In particular note the double quotation signs (") around the reference to the key shell variable ($key), since FITS keywords usually have lots of space characters, if this variable is not enclosed within double quotation marks, the shell will only give the first word in the full keyword to this option, which will definitely be a non-standard FITS keyword and will make it hard to work on the file afterwords. See the “Quoting” section of the GNU Bash manual for more information if your keyword has the special characters $, `, or \.

-d
--delete

(=STR) Delete one instance of the desired keyword. Multiple instances of --delete can be given (possibly even for the same keyword). All keywords given will be removed from the headers in the opposite order (last given keyword will be deleted first). If the keyword doesn’t exist, Header will give a warning and return with a non-zero value, but will not stop.

-r
--rename

(=STR) Rename a keyword to a new value. The old name and the new name should be separated by either a comma (,) or a space character. Note that if you use a space character, you have to put the value to this option within double quotation marks (") so the space character is not interpreted as an option separator. Multiple instances of --rename can be given in one command. The keywords will be renamed in the specified order.

-u
--update

(=STR) Update a keyword, its value, its comments and its units all defined separately. If there are multiple instances of the keyword in the header, they will be changed from top to bottom (with multiple --update options).

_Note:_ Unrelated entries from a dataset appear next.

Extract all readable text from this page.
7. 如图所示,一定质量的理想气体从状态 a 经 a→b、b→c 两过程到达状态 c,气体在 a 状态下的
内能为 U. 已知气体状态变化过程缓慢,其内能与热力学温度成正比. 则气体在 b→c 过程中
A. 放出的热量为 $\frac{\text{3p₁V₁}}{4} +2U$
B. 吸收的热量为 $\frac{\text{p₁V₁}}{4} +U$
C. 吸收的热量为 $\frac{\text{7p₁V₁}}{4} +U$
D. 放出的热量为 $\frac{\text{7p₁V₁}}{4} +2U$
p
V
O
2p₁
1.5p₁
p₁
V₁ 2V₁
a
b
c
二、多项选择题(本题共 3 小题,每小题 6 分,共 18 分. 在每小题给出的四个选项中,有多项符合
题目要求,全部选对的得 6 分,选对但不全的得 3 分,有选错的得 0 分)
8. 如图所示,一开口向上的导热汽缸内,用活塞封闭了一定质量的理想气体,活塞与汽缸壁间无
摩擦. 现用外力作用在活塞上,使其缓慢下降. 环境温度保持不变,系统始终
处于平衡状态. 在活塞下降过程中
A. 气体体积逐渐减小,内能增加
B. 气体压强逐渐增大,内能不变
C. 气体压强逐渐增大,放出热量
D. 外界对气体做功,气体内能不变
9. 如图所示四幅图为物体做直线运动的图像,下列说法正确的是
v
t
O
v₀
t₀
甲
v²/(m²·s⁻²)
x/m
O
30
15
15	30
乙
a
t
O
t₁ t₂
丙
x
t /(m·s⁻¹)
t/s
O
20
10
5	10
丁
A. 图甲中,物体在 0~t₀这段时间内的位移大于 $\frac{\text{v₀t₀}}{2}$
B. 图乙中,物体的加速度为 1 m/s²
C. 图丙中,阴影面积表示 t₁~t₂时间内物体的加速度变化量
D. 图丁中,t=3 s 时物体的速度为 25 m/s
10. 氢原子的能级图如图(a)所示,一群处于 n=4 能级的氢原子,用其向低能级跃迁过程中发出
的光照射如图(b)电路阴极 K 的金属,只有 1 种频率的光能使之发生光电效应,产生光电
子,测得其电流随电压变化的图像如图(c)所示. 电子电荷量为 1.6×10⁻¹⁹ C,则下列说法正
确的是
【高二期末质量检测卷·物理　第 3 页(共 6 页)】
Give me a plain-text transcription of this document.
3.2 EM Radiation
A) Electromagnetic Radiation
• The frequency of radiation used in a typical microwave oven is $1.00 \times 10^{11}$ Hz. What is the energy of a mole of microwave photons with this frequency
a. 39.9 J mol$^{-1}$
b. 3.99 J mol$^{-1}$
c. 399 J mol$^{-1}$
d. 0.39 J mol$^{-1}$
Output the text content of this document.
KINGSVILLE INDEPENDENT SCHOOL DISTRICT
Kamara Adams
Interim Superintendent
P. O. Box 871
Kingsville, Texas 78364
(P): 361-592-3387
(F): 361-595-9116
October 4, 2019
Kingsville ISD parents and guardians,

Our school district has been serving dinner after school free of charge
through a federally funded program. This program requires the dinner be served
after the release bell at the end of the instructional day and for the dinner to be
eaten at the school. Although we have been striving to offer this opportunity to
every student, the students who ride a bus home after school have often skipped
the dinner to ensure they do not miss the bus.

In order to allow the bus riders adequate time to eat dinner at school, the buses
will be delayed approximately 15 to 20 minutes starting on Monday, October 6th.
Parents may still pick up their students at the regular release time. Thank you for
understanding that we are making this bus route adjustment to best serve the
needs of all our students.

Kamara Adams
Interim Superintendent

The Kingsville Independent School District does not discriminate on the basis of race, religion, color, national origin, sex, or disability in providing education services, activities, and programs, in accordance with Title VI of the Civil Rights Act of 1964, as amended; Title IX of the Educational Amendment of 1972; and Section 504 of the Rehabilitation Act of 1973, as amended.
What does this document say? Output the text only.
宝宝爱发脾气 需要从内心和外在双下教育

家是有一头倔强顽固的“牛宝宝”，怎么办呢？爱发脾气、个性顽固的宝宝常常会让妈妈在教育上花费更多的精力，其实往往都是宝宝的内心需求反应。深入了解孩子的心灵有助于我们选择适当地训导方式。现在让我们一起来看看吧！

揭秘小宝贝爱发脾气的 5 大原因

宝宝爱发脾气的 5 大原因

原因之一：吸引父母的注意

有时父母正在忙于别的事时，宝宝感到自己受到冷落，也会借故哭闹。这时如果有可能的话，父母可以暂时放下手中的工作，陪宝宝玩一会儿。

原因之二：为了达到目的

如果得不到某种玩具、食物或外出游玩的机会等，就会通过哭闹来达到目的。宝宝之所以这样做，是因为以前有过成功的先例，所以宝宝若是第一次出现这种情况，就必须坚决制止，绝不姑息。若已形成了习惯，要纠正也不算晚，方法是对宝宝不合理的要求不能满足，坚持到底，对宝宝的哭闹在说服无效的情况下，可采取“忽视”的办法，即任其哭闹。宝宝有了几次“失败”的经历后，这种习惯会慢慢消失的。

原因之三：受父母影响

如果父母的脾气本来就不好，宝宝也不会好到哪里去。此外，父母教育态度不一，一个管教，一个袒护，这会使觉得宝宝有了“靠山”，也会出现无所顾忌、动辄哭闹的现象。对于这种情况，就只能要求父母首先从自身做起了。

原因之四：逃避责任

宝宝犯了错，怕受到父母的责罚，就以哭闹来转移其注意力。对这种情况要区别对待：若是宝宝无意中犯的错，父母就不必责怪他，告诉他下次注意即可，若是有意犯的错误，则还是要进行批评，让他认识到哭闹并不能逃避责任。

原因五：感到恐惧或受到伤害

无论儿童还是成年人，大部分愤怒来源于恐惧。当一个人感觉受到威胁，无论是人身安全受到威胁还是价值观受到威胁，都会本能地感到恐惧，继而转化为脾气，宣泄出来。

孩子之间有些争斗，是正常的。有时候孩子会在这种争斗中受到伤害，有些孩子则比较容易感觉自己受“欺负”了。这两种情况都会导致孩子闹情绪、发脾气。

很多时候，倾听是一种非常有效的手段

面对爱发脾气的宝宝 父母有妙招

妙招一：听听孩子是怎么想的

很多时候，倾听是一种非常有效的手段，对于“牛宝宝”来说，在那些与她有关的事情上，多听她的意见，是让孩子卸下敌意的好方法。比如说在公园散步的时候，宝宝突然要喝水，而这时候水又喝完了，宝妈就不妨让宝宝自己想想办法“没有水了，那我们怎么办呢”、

The format of the values to this option can best be specified with an example:

--update=KEYWORD,value,"comments for this keyword",unit

The value can be any numerical or string value48. Other than the KEYWORD, all the other values are optional. To leave a given token empty, follow the preceding comma (,) immediately with the next. If any space character is present around the commas, it will be considered part of the respective token. So if more than one token has space characters within it, the safest method to specify a value to this option is to put double quotation marks around each individual token that needs it. Note that without double quotation marks, space characters will be seen as option separators and can lead to undefined behavior.

-w
--write

(=STR) Write a keyword to the header. For the possible value input formats, comments and units for the keyword, see the --update option above.

-H
--history

(=STR) Add a HISTORY keyword to the header. The string given to this keyword will be separated into multiple keyword cards if it is longer than 70 characters. With each run only one value for the --history option will be read. If there are multiple, it is the last one.

-c
--comment

(=STR) Add a COMMENT keyword to the header. Similar to the explanation for --history above.

-t
--date

Put the current date and time in the header. If the DATE keyword already exists in the header, it will be updated.

-Q
--quitonerror

Quit if any of the operations above are not successful. By default if an error occurs, Header will warn the user of the faulty keyword and continue with the rest of actions.


Footnotes

(48)

Some tricky situations arise with values like ‘87095e5’, if this was intended to be a number it will be kept in the header as 8709500000 and there is no problem. But this can also be a shortened Git commit hash. In the latter case, it should be treated as a string and stored as it is written. Commit hashes are very important in keeping the history of a file during your research and such values might arise without you noticing them in your reproduction pipeline. One solution is to use git describe instead of the short hash alone. A less recommended solution is to add a space after the commit hash and Header will write the value as ‘87095e5 ’ in the header. If you later compare the strings on the shell, the space character will be ignored by the shell in the latter solution and there will be no problem.